In the square below shuffled about thirty or forty men and women in various states of putrefaction, dragging their dead and rotting limbs as if with effort. Some, depending on their degree of decomposition, had bits and pieces missing or barely still hanging on. Their continual, low groans sent a chill down Rose’s spine, their bones, exposed by their sagging decaying flesh clacking and scraping against each other as they moved their heavy arms and legs, their jaws clicking where skin had fallen away, mouths opening and closing to let out guttural, unnerving sounds.

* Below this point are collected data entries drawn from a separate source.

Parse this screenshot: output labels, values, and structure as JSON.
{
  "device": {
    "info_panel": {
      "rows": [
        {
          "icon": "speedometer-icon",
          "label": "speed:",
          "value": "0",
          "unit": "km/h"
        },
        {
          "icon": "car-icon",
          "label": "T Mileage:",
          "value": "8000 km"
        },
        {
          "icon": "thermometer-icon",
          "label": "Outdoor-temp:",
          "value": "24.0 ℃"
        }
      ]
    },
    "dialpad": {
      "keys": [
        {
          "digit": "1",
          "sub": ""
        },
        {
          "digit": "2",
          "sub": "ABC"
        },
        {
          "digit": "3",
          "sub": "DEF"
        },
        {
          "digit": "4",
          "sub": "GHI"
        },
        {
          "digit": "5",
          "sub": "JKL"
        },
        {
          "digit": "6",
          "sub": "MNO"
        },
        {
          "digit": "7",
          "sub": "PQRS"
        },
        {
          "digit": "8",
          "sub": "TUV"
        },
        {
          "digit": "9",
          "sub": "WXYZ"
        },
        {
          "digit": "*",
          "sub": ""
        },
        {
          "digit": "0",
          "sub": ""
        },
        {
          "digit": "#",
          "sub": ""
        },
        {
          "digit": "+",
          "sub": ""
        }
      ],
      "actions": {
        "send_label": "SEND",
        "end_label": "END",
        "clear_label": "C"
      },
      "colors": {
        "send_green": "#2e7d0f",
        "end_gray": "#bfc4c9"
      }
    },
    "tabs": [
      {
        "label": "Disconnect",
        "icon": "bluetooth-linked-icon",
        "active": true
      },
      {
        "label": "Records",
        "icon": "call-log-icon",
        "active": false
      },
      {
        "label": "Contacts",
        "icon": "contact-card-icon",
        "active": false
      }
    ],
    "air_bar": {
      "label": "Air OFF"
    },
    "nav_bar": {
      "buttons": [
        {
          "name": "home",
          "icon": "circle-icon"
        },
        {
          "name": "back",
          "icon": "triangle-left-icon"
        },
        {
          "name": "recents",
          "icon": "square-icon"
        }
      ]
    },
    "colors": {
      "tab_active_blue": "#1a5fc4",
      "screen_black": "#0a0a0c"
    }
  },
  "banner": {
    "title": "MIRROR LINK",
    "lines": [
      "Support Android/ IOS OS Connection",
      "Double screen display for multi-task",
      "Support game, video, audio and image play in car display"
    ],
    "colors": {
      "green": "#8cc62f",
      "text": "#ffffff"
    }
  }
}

In the light of the waning moon, the city beyond was illuminated, its odd structures glowing with a kind of ghostlike radiance. And its population, Rose could see them moving in shadows, hundreds of them. “There are so many,” Jack observed in rapt absorption, articulating Rose’s own thoughts. “So many.” The draft that had felt so sweet against Rose’s skin now raised gooseflesh along it, carrying as it did the soft, ominous moaning of the wretched creatures, the stink of their mouldering.

“Oh my God,” Rose said, her voice slightly squeaky with alarm. “They’re, I mean, they’re… the zed-word.” And, with that, she could no longer hold back her queasiness; she doubled over and vomited, on her hands and knees, onto the platform.

“The natives are restless,” the Doctor said somberly.